Sync Gateway only seems to be sending data to 3 devices at a time

I have a community edition Sync Gateway (2.8) pointing to a community edition Couchbase Server (6.6) on the same local network. Just one node of each on different Ubuntu servers.
Recently 9 million json documents have been added to the database (on top of 7.5million) and we have 20 iOS devices (mostly iPad Pro 2nd gen, iOS 14.3~) with community Obj-C Couchbase Lite 2.7.1.

The issue we appear to be having, is that we have a handful of devices (connecting externally) syncing with the Sync Gateway, and the others seem to be stuck and not gotten any data since the 21st January 2021 (when the 9 million document were loaded), despite having the status of “Syncing” on the device. I have tried restarting sync gateway and reopening the app.

Any data they create on their iPad is pushed up to our server fine, they just don’t seem to be pulling any data.

Attached below is the sync gateway config. You’ll notice I have use_views as true, as I found this to be faster but this was done prior to change https://issues.couchbase.com/browse/CBG-821 so maybe indexes are ok now. (taken the password out obviously)
sync_gateway.json.zip (1.5 KB)

The user is salestool, so therefore connects to the salestool channel
startReplicationFunction.txt.zip (1018 Bytes)

There’s also a process subscribed to changes feed through websocket
https://192.168.1.11:4984/db/_changes?feed=websocket
{
perMessageDeflate: false,
agentOptions: {
rejectUnauthorized: false
}

Couchbase server has 24GB RAM and 8 CPU cores

Couchbase sync gateway has 16GB RAM (only using 500MB though) and 4 CPU cores. Below is the response from /db
couchbase syncgateway db.json.zip (709 Bytes)

Let me know if you need anything else, I’ll see if I can get any logs off the iPad itself.

Our plan is to use docker to create 3 Couchbase Server nodes and 2 Sync Gateway nodes as recommended, but this will take time to setup and test at the moment.

Annoyingly my iPad started to sync fine when I tried to get the logs, however running netstat only showed 2 ips connected to port 4984 (however I believe the iPads are still open trying to replicate), but that might explain why mine started to sync.
I have attached the replicator startup logs anyway, and maybe on Monday I can see if the replicator gets stuck (end of working day where I am now).

The version I have attached is also using Couchbase Lite 2.8.0 as that is what I have ready for our next live release (I’m hoping this issue isn’t down to using 2.7.1 Lite with 2.8.Sync Gateway, I am sure mine got stuck even with 2.8 when trying this before)

verbose replicator logs from iPad.log.zip (1.9 KB)

I think the info we’d need here to try and diganose are the logs from the device during (or after) a stuck state.

As a bonus would be grabbing the Sync Gateway logs for the same timeframe, but from the sounds of it, the pull replicator is getting into a weird state, and may not even be connecting (a PushAndPull replicator under the hood are two separate/indepedent replicators).

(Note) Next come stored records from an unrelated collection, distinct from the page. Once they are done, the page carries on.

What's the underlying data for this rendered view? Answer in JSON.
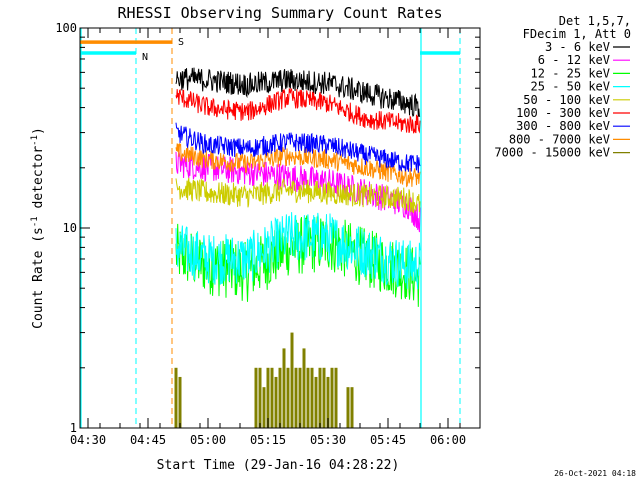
{
  "chart_data": {
    "type": "line",
    "title": "RHESSI Observing Summary Count Rates",
    "xlabel": "Start Time (29-Jan-16 04:28:22)",
    "ylabel_parts": [
      "Count Rate (s",
      "-1",
      " detector",
      "-1",
      ")"
    ],
    "ylabel": "Count Rate (s-1 detector-1)",
    "yscale": "log",
    "ylim": [
      1,
      100
    ],
    "y_ticks": [
      1,
      10,
      100
    ],
    "y_tick_labels": [
      "1",
      "10",
      "100"
    ],
    "x_range_minutes": [
      "04:28",
      "06:08"
    ],
    "x_ticks": [
      "04:30",
      "04:45",
      "05:00",
      "05:15",
      "05:30",
      "05:45",
      "06:00"
    ],
    "grid": false,
    "legend_position": "top-right",
    "legend_header": [
      "Det 1,5,7,",
      "FDecim 1, Att 0"
    ],
    "series": [
      {
        "name": "3 - 6 keV",
        "color": "#000000",
        "start": "04:52",
        "end": "05:53",
        "points": [
          [
            "04:52",
            56
          ],
          [
            "05:00",
            55
          ],
          [
            "05:10",
            52
          ],
          [
            "05:20",
            55
          ],
          [
            "05:30",
            53
          ],
          [
            "05:40",
            47
          ],
          [
            "05:50",
            42
          ],
          [
            "05:53",
            40
          ]
        ],
        "jitter": 0.06
      },
      {
        "name": "6 - 12 keV",
        "color": "#ff00ff",
        "start": "04:52",
        "end": "05:53",
        "points": [
          [
            "04:52",
            21
          ],
          [
            "05:00",
            20
          ],
          [
            "05:10",
            19
          ],
          [
            "05:20",
            18
          ],
          [
            "05:30",
            17
          ],
          [
            "05:40",
            15
          ],
          [
            "05:50",
            13
          ],
          [
            "05:53",
            11
          ]
        ],
        "jitter": 0.07
      },
      {
        "name": "12 - 25 keV",
        "color": "#00ff00",
        "start": "04:52",
        "end": "05:53",
        "points": [
          [
            "04:52",
            7.5
          ],
          [
            "05:00",
            6.5
          ],
          [
            "05:10",
            6
          ],
          [
            "05:20",
            8
          ],
          [
            "05:30",
            8.5
          ],
          [
            "05:40",
            7
          ],
          [
            "05:50",
            6
          ],
          [
            "05:53",
            5.5
          ]
        ],
        "jitter": 0.15
      },
      {
        "name": "25 - 50 keV",
        "color": "#00ffff",
        "start": "04:52",
        "end": "05:53",
        "points": [
          [
            "04:52",
            8
          ],
          [
            "05:00",
            7
          ],
          [
            "05:10",
            7
          ],
          [
            "05:20",
            9
          ],
          [
            "05:30",
            9
          ],
          [
            "05:40",
            7.5
          ],
          [
            "05:50",
            6.5
          ],
          [
            "05:53",
            6.5
          ]
        ],
        "jitter": 0.13
      },
      {
        "name": "50 - 100 keV",
        "color": "#cccc00",
        "start": "04:52",
        "end": "05:53",
        "points": [
          [
            "04:52",
            16
          ],
          [
            "05:00",
            15
          ],
          [
            "05:10",
            14.5
          ],
          [
            "05:20",
            15.5
          ],
          [
            "05:30",
            15
          ],
          [
            "05:40",
            14.5
          ],
          [
            "05:50",
            14
          ],
          [
            "05:53",
            13
          ]
        ],
        "jitter": 0.06
      },
      {
        "name": "100 - 300 keV",
        "color": "#ff0000",
        "start": "04:52",
        "end": "05:53",
        "points": [
          [
            "04:52",
            46
          ],
          [
            "05:00",
            40
          ],
          [
            "05:10",
            38
          ],
          [
            "05:20",
            45
          ],
          [
            "05:30",
            42
          ],
          [
            "05:40",
            35
          ],
          [
            "05:50",
            33
          ],
          [
            "05:53",
            33
          ]
        ],
        "jitter": 0.05
      },
      {
        "name": "300 - 800 keV",
        "color": "#0000ff",
        "start": "04:52",
        "end": "05:53",
        "points": [
          [
            "04:52",
            30
          ],
          [
            "05:00",
            26
          ],
          [
            "05:10",
            25
          ],
          [
            "05:20",
            27
          ],
          [
            "05:30",
            26
          ],
          [
            "05:40",
            23
          ],
          [
            "05:50",
            21
          ],
          [
            "05:53",
            21
          ]
        ],
        "jitter": 0.05
      },
      {
        "name": "800 - 7000 keV",
        "color": "#ff8c00",
        "start": "04:52",
        "end": "05:53",
        "points": [
          [
            "04:52",
            24
          ],
          [
            "05:00",
            22
          ],
          [
            "05:10",
            21
          ],
          [
            "05:20",
            23
          ],
          [
            "05:30",
            22
          ],
          [
            "05:40",
            20
          ],
          [
            "05:50",
            18
          ],
          [
            "05:53",
            18
          ]
        ],
        "jitter": 0.05
      },
      {
        "name": "7000 - 15000 keV",
        "color": "#808000",
        "start": "04:52",
        "end": "05:53",
        "points": [
          [
            "04:52",
            1
          ],
          [
            "05:53",
            1
          ]
        ],
        "jitter": 0
      }
    ],
    "olive_spikes": [
      {
        "t": "04:52",
        "v": 2.0
      },
      {
        "t": "04:53",
        "v": 1.8
      },
      {
        "t": "05:12",
        "v": 2.0
      },
      {
        "t": "05:13",
        "v": 2.0
      },
      {
        "t": "05:14",
        "v": 1.6
      },
      {
        "t": "05:15",
        "v": 2.0
      },
      {
        "t": "05:16",
        "v": 2.0
      },
      {
        "t": "05:17",
        "v": 1.8
      },
      {
        "t": "05:18",
        "v": 2.0
      },
      {
        "t": "05:19",
        "v": 2.5
      },
      {
        "t": "05:20",
        "v": 2.0
      },
      {
        "t": "05:21",
        "v": 3.0
      },
      {
        "t": "05:22",
        "v": 2.0
      },
      {
        "t": "05:23",
        "v": 2.0
      },
      {
        "t": "05:24",
        "v": 2.5
      },
      {
        "t": "05:25",
        "v": 2.0
      },
      {
        "t": "05:26",
        "v": 2.0
      },
      {
        "t": "05:27",
        "v": 1.8
      },
      {
        "t": "05:28",
        "v": 2.0
      },
      {
        "t": "05:29",
        "v": 2.0
      },
      {
        "t": "05:30",
        "v": 1.8
      },
      {
        "t": "05:31",
        "v": 2.0
      },
      {
        "t": "05:32",
        "v": 2.0
      },
      {
        "t": "05:35",
        "v": 1.6
      },
      {
        "t": "05:36",
        "v": 1.6
      }
    ],
    "annotations": {
      "night_lines": [
        "04:42",
        "06:03"
      ],
      "saa_line": "04:51",
      "day_night_bars": [
        {
          "label": "N",
          "color": "#00ffff",
          "segments": [
            [
              "04:28",
              "04:42"
            ],
            [
              "05:53",
              "06:03"
            ]
          ],
          "level": 75
        },
        {
          "label": "S",
          "color": "#ff8c00",
          "segments": [
            [
              "04:28",
              "04:51"
            ]
          ],
          "level": 85
        }
      ],
      "day_boundaries": [
        "04:28",
        "05:53"
      ]
    }
  },
  "footer_timestamp": "26-Oct-2021 04:18"
}
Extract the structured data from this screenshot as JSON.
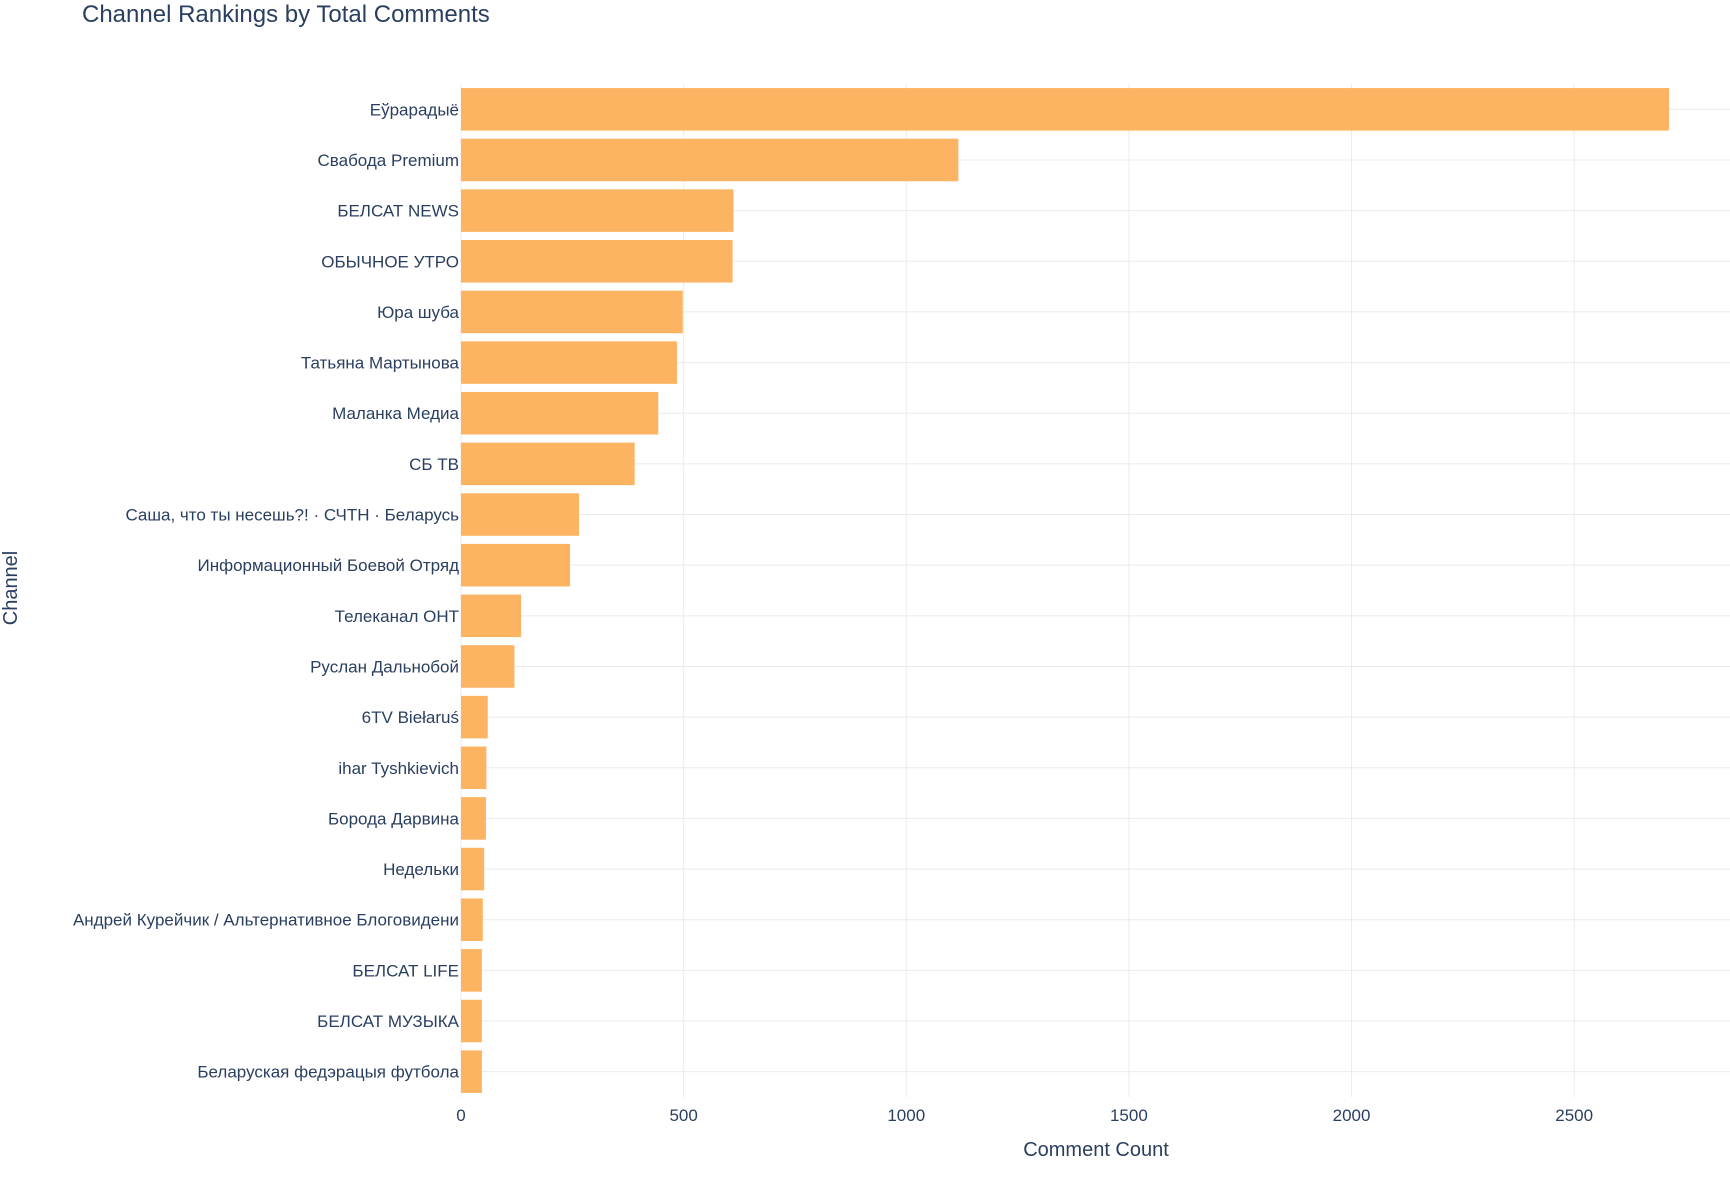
{
  "chart_data": {
    "type": "bar",
    "orientation": "horizontal",
    "title": "Channel Rankings by Total Comments",
    "xlabel": "Comment Count",
    "ylabel": "Channel",
    "xlim": [
      0,
      2850
    ],
    "xticks": [
      0,
      500,
      1000,
      1500,
      2000,
      2500
    ],
    "grid": true,
    "bar_color": "#fdb462",
    "categories": [
      "Еўрарадыё",
      "Свабода Premium",
      "БЕЛСАТ NEWS",
      "ОБЫЧНОЕ УТРО",
      "Юра шуба",
      "Татьяна Мартынова",
      "Маланка Медиа",
      "СБ ТВ",
      "Саша, что ты несешь?! · СЧТН · Беларусь",
      "Информационный Боевой Отряд",
      "Телеканал ОНТ",
      "Руслан Дальнобой",
      "6TV Biełaruś",
      "ihar Tyshkievich",
      "Борода Дарвина",
      "Недельки",
      "Андрей Курейчик / Альтернативное Блоговидени",
      "БЕЛСАТ LIFE",
      "БЕЛСАТ МУЗЫКА",
      "Беларуская федэрацыя футбола"
    ],
    "values": [
      2713,
      1117,
      612,
      610,
      498,
      485,
      443,
      390,
      265,
      245,
      135,
      120,
      60,
      57,
      56,
      52,
      49,
      47,
      47,
      47
    ]
  }
}
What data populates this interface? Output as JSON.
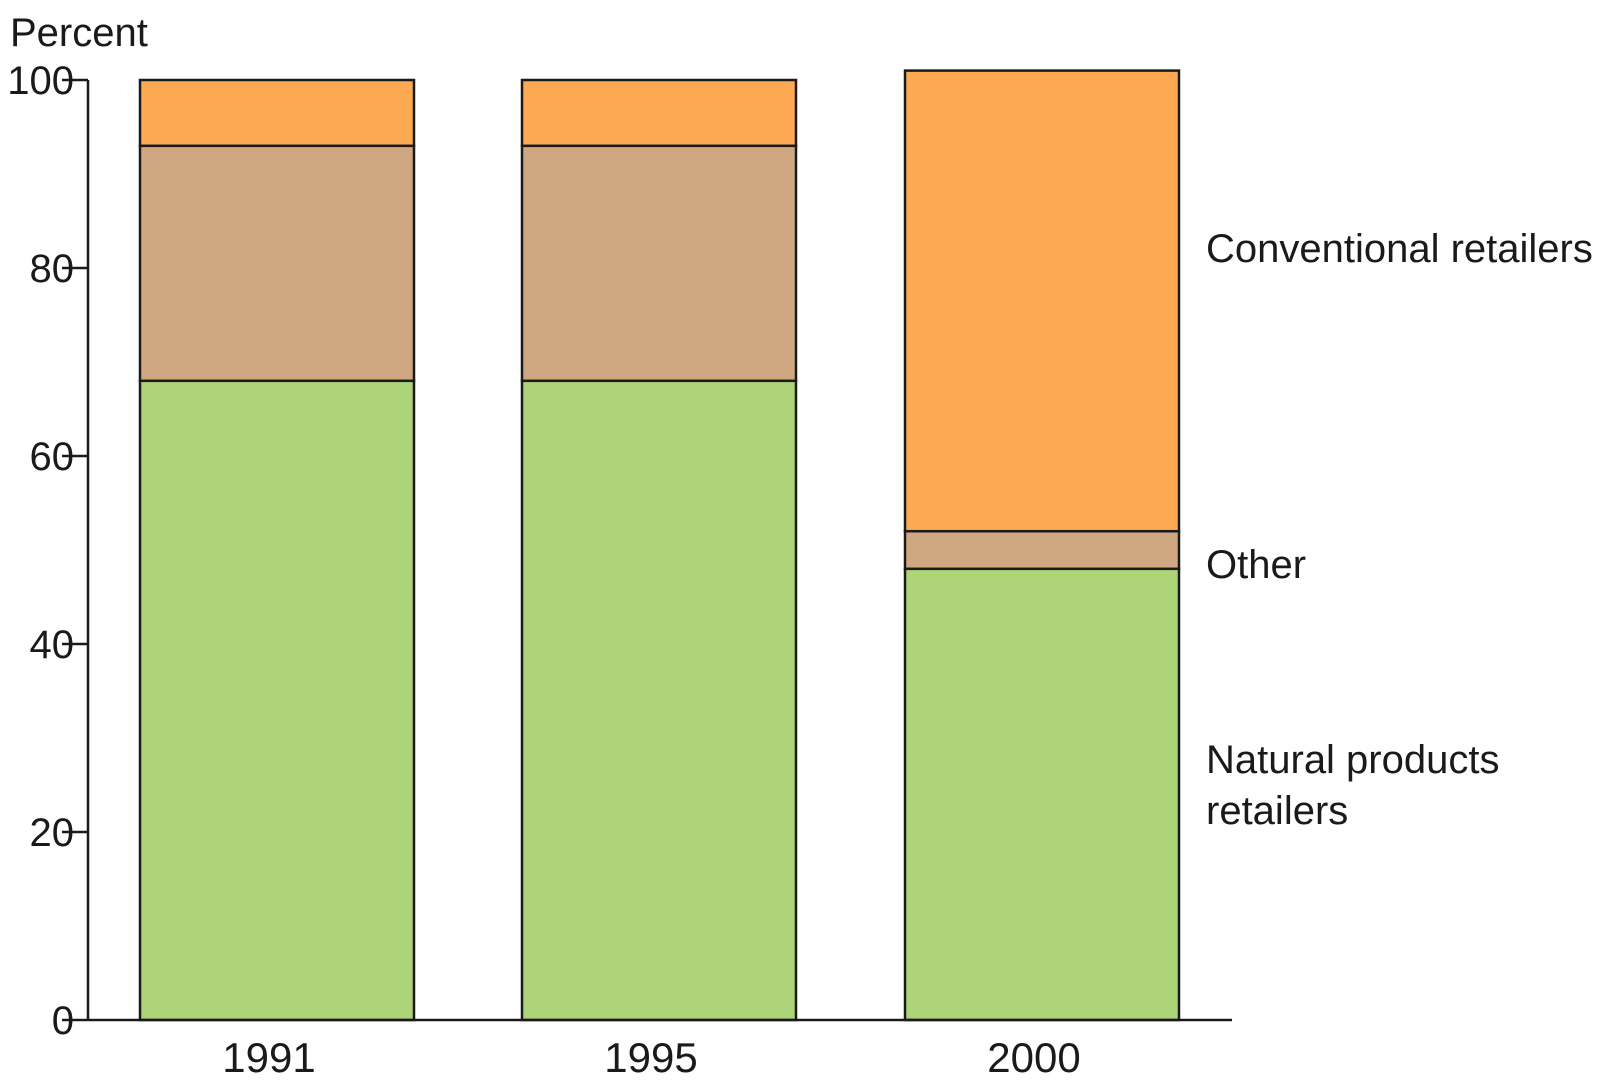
{
  "chart_data": {
    "type": "bar",
    "stacked": true,
    "ylabel": "Percent",
    "xlabel": "",
    "ylim": [
      0,
      100
    ],
    "yticks": [
      "0",
      "20",
      "40",
      "60",
      "80",
      "100"
    ],
    "categories": [
      "1991",
      "1995",
      "2000"
    ],
    "series": [
      {
        "name": "Natural products retailers",
        "color": "#aed479",
        "values": [
          68,
          68,
          48
        ]
      },
      {
        "name": "Other",
        "color": "#cfa781",
        "values": [
          25,
          25,
          4
        ]
      },
      {
        "name": "Conventional retailers",
        "color": "#fda954",
        "values": [
          7,
          7,
          49
        ]
      }
    ],
    "legend_placement": "right of bars, labels aligned with segments",
    "legend_labels": {
      "conventional": "Conventional retailers",
      "other": "Other",
      "natural_line1": "Natural products",
      "natural_line2": "retailers"
    },
    "grid": false
  }
}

Unfortunately (or fortunately) I have been unable to get the logs of the replication getting stuck, as miraculously all is fine now.

I think changing my iPad CB Lite version back and forth from 2.7.1 to 2.8 on my iPad restarted the sync entirely from 0, this then possibly resolved the other iPads getting stuck?

I thought it might have been an issue with the server config or sync gateway config only allowing a certain amount at at time, but I guess it was something else.

If it happens again, I’ll try and remember to check the device logs first.